Двум другим девчонкам пришлось присоединиться…
У кого из девочек в руках оказался нож, в последовавшем разбирательстве с участием сотрудников детской комнаты милиции так и не выяснили. Все три хулиганки упрямо валили вину друг на друга. А после удара ножом в низ живота Лика потеряла сознание. Очнулась она от острой, невероятной боли, когда над ней склонился растерянный пожилой мужчина, случайный прохожий.
«Скорая», больница, операционная, наркоз…
Три дня неописуемого, беспредметного страха, который всегда испытывают те, кто пережил нападение. Мама, удивительно ласковая, зареванная. И смутное чувство радости от этого.
Позже, через некоторое время, Лика узнала, почему мама так плакала – Лике удалили правый яичник. А настоящую причину слез матери поняла только спустя много лет, когда стало ясно, что у нее никогда не будет детей.
Олег, о котором Лика, тонувшая в боли и страхе, даже не вспоминала, оказывается, торчал в больнице и в день операции, и каждый следующий вечер, но в реанимацию его не пускали. Об этом Лике рассказала мама. Слышать это было приятно, правда, Лика в то время гораздо больше радовалась странному и волнующему ощущению маминой заботы, происходящей не только из чувства долга.
Наконец Олег пришел в палату – сверкая новыми «взрослыми» очками в металлической оправе, с приветами от одноклассников и с цветами. Оказывается, тем трем девчонкам не удалось скрыть свою выходку – они рассказали о том, что случилось, подружкам, а те сдали их училке. Все три попали на учет в детскую комнату милиции, а после восьмого класса их вытурили из школы в ПТУ.
Напоследок Олег вымолвил:
– Лика, я не знал, что так произойдет…
Незнание не освобождает от ответственности, сказала себе Лика спустя тридцать лет. В этом Олег мог убедиться и позже, когда случился тот скандал с девушкой, в 2003 году покончившей с собой после концерта группы «Алхимик».
Но тогда, в свои пятнадцать, Лика просто не обратила внимания на слова приятеля. Ей не в чем было его винить: как бы он мог догадаться, что три девчонки, с которыми, по сути, Олег и не был знаком, решат избить Лику только потому, что их кумир проявил к ней какой-то интерес?
Лика часто пыталась вспомнить, как у них с Олегом случилась любовь? С чего все началось? Почему именно Олег, почему именно Лика?

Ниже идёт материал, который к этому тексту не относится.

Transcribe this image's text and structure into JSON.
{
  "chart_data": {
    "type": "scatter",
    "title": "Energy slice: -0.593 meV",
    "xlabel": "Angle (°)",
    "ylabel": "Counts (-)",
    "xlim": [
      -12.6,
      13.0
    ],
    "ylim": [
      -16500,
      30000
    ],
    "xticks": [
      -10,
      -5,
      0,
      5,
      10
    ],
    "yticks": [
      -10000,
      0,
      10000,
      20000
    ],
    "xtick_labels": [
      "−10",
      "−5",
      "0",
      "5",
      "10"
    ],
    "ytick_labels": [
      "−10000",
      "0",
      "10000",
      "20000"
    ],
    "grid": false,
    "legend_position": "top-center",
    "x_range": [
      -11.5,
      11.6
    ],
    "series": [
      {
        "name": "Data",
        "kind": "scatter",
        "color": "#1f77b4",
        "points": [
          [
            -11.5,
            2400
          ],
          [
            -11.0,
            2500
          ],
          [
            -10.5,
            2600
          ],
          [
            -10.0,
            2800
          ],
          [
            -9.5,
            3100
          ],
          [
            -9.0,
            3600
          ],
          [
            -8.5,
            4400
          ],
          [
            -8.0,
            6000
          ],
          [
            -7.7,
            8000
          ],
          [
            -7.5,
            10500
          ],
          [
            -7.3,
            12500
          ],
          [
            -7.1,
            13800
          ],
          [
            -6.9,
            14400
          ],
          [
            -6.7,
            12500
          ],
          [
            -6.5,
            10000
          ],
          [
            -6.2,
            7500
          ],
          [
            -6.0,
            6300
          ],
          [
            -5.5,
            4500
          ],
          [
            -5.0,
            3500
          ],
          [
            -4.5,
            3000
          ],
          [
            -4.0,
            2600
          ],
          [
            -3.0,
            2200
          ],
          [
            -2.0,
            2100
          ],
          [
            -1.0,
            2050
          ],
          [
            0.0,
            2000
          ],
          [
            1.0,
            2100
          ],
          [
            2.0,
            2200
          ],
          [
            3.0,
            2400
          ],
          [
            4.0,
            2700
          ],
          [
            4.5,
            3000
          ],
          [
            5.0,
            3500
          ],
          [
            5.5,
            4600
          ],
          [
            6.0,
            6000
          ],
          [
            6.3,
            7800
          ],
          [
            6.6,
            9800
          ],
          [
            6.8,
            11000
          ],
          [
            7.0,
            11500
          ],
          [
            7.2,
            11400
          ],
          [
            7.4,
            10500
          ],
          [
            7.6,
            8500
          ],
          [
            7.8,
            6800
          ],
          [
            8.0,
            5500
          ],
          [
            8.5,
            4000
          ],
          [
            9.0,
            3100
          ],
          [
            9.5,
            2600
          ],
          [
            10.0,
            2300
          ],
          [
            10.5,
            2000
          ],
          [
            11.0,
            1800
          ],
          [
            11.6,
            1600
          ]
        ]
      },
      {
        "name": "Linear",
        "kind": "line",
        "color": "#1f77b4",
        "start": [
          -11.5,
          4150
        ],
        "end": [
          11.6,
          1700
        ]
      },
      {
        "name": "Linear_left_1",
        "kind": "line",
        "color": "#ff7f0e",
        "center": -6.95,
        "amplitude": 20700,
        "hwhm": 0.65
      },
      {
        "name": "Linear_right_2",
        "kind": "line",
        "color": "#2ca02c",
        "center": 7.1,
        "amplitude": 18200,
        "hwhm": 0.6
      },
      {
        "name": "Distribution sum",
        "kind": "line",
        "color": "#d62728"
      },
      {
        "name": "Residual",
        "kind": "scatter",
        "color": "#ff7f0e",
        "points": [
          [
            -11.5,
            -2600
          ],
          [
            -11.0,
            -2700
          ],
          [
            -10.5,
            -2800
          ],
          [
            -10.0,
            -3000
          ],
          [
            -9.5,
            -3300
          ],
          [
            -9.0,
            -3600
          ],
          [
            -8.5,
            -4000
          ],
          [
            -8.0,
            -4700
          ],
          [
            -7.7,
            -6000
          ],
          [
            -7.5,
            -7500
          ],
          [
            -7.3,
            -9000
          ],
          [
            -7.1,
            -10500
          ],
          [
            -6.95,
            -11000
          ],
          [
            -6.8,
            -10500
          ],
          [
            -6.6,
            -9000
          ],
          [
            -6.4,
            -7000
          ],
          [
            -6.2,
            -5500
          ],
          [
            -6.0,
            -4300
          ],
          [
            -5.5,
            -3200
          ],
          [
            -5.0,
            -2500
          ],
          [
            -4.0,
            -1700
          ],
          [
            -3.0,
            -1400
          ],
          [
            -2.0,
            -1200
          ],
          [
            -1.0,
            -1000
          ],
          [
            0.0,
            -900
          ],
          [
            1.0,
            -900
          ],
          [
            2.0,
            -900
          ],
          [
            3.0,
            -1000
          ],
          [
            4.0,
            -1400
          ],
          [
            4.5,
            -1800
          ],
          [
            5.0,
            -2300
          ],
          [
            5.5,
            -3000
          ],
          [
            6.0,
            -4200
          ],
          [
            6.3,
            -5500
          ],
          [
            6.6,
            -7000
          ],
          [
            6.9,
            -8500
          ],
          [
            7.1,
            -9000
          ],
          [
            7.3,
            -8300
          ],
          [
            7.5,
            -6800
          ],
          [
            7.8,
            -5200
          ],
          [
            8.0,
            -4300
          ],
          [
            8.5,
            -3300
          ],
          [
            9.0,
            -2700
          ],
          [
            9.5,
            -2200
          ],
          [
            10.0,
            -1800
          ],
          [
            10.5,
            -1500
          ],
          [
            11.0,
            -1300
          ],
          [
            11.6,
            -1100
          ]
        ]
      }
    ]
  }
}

Память подсовывала ей обрывки воспоминаний, из которых бы получался хоть какой-то более или менее логично выстроенный пазл.
Вот урок английского. По причине плохого зрения Олег сидит на первой парте, а Лика позади него. Учительница, интеллигентная и обаятельнейшая Нина Ивановна, обращается к классу:
– Расскажите о прошедшем длительном времени.
Лика видит перед собой коротко стриженный затылок Олега (буйная шевелюра, которая так красила его на сцене, появилась намного позже) и тычет ручкой ему в спину, в синий пиджак:
– Олежка, подними руку, никто, кроме тебя, не сможет ответить, – шипит она.
– Лика, – с укоризной улыбается ей Нина Ивановна, – не надо дырявить спину Видальского. Может, ты ответишь на вопрос?
Нина Ивановна понимает – и Лика чувствует это, – что они с Олегом как-то связаны. Учительница не делает выводов и ничего не комментирует, но весь класс поворачивается в их сторону…
А вот они идут из школы домой. Им по дороге. Олег говорит, что у них в ВИА новый гитарист, отличный парнишка из шестой школы. Его зовут Ник Сухарев.
– Мама Сухарева – профессиональная певица и дает уроки пения. – Олег сообщает это таким таинственным тоном, будто бы мама Сухарева дает уроки эротического массажа. – Я хочу пойти к ней учиться.
Лика смотрит на Олега, а он вдруг поворачивается и останавливается перед ней. Кажется, он сейчас что-то скажет, но нет, только смотрит на нее своими светлыми глазами, обрамленными густыми черными ресницами. Лике немного не по себе от такого нежного взгляда…
И были репетиции в актовом зале химзавода, на которые Лика стала ходить с зимы того года, с восьмого класса. В качестве зрителей там собиралось довольно много народу – друзья, братья и сестры членов группы. Кто-то приносил вино, кто-то звал покурить на черный ход. Знакомились, много болтали, смеялись, и было весело.